In interview with the facility's designated Chief Executive Officer (CEO) on 5/23/19 at 1:20pm, he was informed of the components required in an annual evaluation and confirmed the facility had not conducted an annual total program evaluation.
Tag No.: C0333
Based on interview, the Critical Access Hospital failed to conduct a annual evaluation of its total program to include a representative sample of both active and closed records.
Findings:
Review of facility policies and procedures for nursing services, radiology services, respiratory services, infection control and the facility's Quality Assurance Performance Improvement plan revealed the most recent review date of 1/19/2018. A request was made for the facility's annual program review that included review of policies and procedures.
Interview conducted with the administrative assistant on 5/23/19 at 9:30am revealed there was not an annual evaluation conducted.
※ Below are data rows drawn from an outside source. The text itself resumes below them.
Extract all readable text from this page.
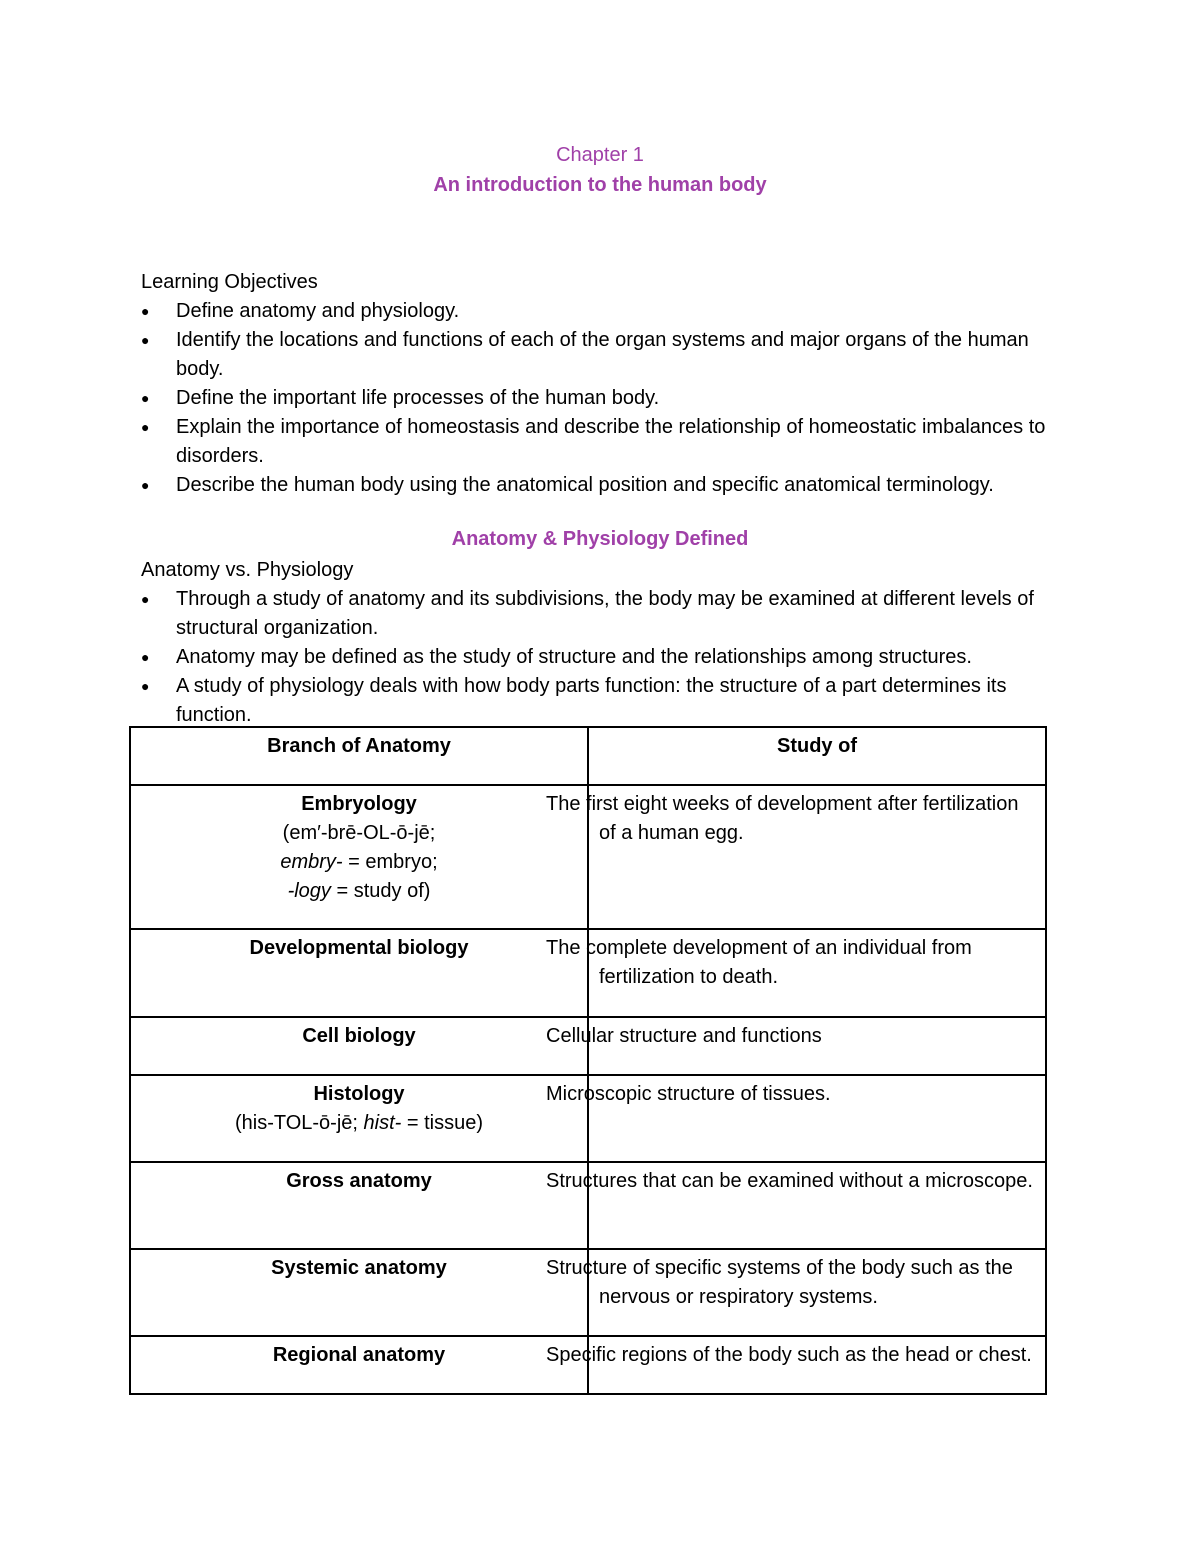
Chapter 1
An introduction to the human body
Learning Objectives
● Define anatomy and physiology.
● Identify the locations and functions of each of the organ systems and major organs of the human body.
● Define the important life processes of the human body.
● Explain the importance of homeostasis and describe the relationship of homeostatic imbalances to disorders.
● Describe the human body using the anatomical position and specific anatomical terminology.
Anatomy & Physiology Defined
Anatomy vs. Physiology
● Through a study of anatomy and its subdivisions, the body may be examined at different levels of structural organization.
● Anatomy may be defined as the study of structure and the relationships among structures.
● A study of physiology deals with how body parts function: the structure of a part determines its function.
Branch of Anatomy	Study of

Embryology
(em′-brē-OL-ō-jē;
embry- = embryo;
-logy = study of)	The first eight weeks of development after fertilization of a human egg.
Developmental biology	The complete development of an individual from fertilization to death.
Cell biology	Cellular structure and functions

Histology
(his-TOL-ō-jē; hist- = tissue)	Microscopic structure of tissues.
Gross anatomy	Structures that can be examined without a microscope.
Systemic anatomy	Structure of specific systems of the body such as the nervous or respiratory systems.
Regional anatomy	Specific regions of the body such as the head or chest.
She further stated she was not aware of the requirement to conduct such an evaluation.
In interview with the facility's designated Chief Executive Officer (CEO) on 5/23/19 at 1:20pm, he was informed of the components required in an annual evaluation and confirmed the facility had not conducted an annual total program evaluation.
Tag No.: C0334
Based on interview, the Critical Access Hospital (CAH) failed to conduct a annual evaluation of its total program to include a review of the CAH's health care policies.
Findings:
Review of facility policies and procedures for nursing services, radiology services, respiratory services, infection control and the facility's Quality Assurance Performance Improvement plan revealed the most recent review date of 1/19/2018. A request was made for the facility's annual program review that included review of policies and procedures.
Interview conducted with the administrative assistant on 5/23/19 at 9:30am revealed there was not an annual evaluation conducted. She further stated she was not aware of the requirement to conduct such an evaluation.
In interview with the facility's designated Chief Executive Officer (CEO) on 5/23/19 at 1:20pm, he was informed of the components required in an annual evaluation and confirmed the facility had not conducted an annual total program evaluation.